W ŚWIECIE MERCHANDISINGU: Poznaj swojego klienta: jak kupują mężczyźni?
To prawda, że zwyczaje zakupowe konsumentów uwarunkowane są w dużej mierze przez czynniki ekonomiczne. Coraz częściej jednak, analizując zachowania klientów na rynku pod kątem wypracowania efektywnych strategii marketingowych, bierze się pod uwagę wpływ czynników pozaekonomicznych. Jednym z takich bodźców warunkujących decyzje nabywcze konsumentów jest płeć. Mężczyznę i kobietę odróżnia bowiem motywacja, metoda podejmowania decyzji i źródła, z których czerpią oni informacje odnośnie do produktu czy też usługi.
Mężczyzna-łowca
W przypadku podejmowania decyzji zakupowych dotyczących różnych kategorii produktów, daje się zauważyć wyraźny podział na stereotypowe zakupy „damskie” i „męskie”. Mentalność zakupowa mężczyzn jest porównywalna z postawą myśliwego: dokładnie wyznaczam cel, sprawdzam, gdzie go zrealizuję, po czym szybko wykonuję swój plan.
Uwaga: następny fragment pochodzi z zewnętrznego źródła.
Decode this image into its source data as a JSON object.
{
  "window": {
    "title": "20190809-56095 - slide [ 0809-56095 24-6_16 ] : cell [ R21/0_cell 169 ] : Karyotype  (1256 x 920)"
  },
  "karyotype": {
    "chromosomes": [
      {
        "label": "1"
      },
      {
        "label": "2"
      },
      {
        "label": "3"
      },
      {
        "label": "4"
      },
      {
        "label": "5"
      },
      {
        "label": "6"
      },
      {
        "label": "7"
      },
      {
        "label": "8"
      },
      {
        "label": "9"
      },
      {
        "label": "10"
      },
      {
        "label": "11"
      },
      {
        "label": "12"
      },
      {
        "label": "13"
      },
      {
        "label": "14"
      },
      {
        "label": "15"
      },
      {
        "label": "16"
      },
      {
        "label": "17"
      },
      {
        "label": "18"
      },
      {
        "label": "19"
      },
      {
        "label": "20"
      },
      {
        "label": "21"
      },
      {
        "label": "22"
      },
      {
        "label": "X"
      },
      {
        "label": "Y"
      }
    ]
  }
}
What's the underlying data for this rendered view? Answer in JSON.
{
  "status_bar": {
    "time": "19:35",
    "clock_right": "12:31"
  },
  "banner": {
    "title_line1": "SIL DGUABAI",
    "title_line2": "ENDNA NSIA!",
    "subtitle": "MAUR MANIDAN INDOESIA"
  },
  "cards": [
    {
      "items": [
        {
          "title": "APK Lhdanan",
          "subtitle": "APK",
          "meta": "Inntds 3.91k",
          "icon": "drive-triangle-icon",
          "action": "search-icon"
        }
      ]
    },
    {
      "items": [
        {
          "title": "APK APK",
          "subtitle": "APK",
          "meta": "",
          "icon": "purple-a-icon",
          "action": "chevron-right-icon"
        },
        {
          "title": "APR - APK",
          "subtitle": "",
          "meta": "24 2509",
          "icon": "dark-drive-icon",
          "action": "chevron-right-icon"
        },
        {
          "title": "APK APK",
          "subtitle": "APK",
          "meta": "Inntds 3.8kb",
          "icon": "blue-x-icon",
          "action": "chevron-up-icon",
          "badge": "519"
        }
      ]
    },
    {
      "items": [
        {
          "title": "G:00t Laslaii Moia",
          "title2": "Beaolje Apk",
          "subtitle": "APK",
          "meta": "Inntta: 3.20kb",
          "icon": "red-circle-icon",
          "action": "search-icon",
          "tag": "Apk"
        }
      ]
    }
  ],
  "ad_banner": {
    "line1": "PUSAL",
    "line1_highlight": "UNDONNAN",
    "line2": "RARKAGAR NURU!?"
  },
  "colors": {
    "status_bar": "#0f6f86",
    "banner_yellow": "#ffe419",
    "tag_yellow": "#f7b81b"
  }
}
Same konkrety. Jest to wprawdzie swego rodzaju uogólnienie, ale badania naukowe potwierdzają, że mężczyźni reagują zdecydowanie częściej na proste i jasne komunikaty, podejmują szybkie decyzje, są konsekwentni w tym, co robią i nie dają się zwodzić wyszukanym strategiom marketingowym. To właśnie wśród mężczyzn jest najwięcej pragmatycznie myślących, zorientowanych na ceny i jakość konsumentów. Traktują oni zakupy jako konieczność, nie chcą spacerować po centrach handlowych, a jedyne czego potrzebują, to wejście do sklepu, dokonanie zakupu i natychmiastowe wyjście. Nie lubią w nieskończoność przymierzać ubrań, rozmawiać ze sprzedawcami, wybierać spośród całego mnóstwa produktów. Są lojalni wobec poznanych wcześniej produktów i marek, rzadziej niż kobiety decydują się na eksperymentowanie z nowinkami.
Wyższa szkoła marketingu
Prawdziwą sztuką jest sprawić, aby mężczyzna zwrócił uwagę na produkt, którego nie planował kupić. Konsumenci rodzaju męskiego zachowują swoją dynamikę i logikę postępowania również w trakcie zakupów. Dzięki temu unikają odgórnego sterowania ze strony sklepów. Mężczyźni nie tylko poruszają się szybko w samym obiekcie handlowym, ale również spędzają stosunkowo krótki czas na weryfikacji asortymentu. Dodatkowo, w odróżnieniu od kobiet, nie lubią oni pytać, gdzie znajdują się konkretne rzeczy. Jeśli mężczyzna nie może znaleźć tego, czego szuka, sprawdzi całą alejkę/butik jeszcze raz czy dwa, a potem podda się i wyjdzie ze sklepu, nie pytając nikogo o pomoc. Klienci-mężczyźni najczęściej wchodzą do sklepu bądź działu, w którym spodziewają się dokonać zakupu, następnie biorą daną rzecz i kończą poszukiwania. Zakupy „męskiego” asortymentu zwykle poprzedza analiza cen i parametrów, a proponowane przez sklep wsparcie konsultantów jest zbędne, a nawet przeszkadza w realizacji zakupu.
Różnice mniejsze, ale wciąż istotne
Konsekwencją przemian gospodarczych, społecznych, demograficznych i technologicznych na przestrzeni ostatnich lat są daleko idące zmiany kulturowe, w tym również postaw konsumenckich mężczyzn. Panowie, szczególni ci młodzi, powoli zaczynają przełamywać stereotyp klienta-łowcy. Zaczynają wykonywać zakupy w oparciu o aktualne trendy, są też cierpliwsi w poszukiwaniu produktów. Wprawdzie nadal mają problem z prośbą o pomoc bądź w zasięgnięciu porady, ale gdy sam sprzedawca lub konsultant ją zaoferuje, są bardziej skłonni z niej skorzystać. Męska część klienteli zaczęła sobie cenić możliwość wyboru, sprawdzać produkt na tyle dokładnie, by wybrać najlepszy z nich. Nie zmienia to jednak faktu, że planując przestrzeń handlową w sklepie, wciąż trzeba brać poprawkę na specyficzne, głęboko zakorzenione predyspozycje zakupowe obu płci.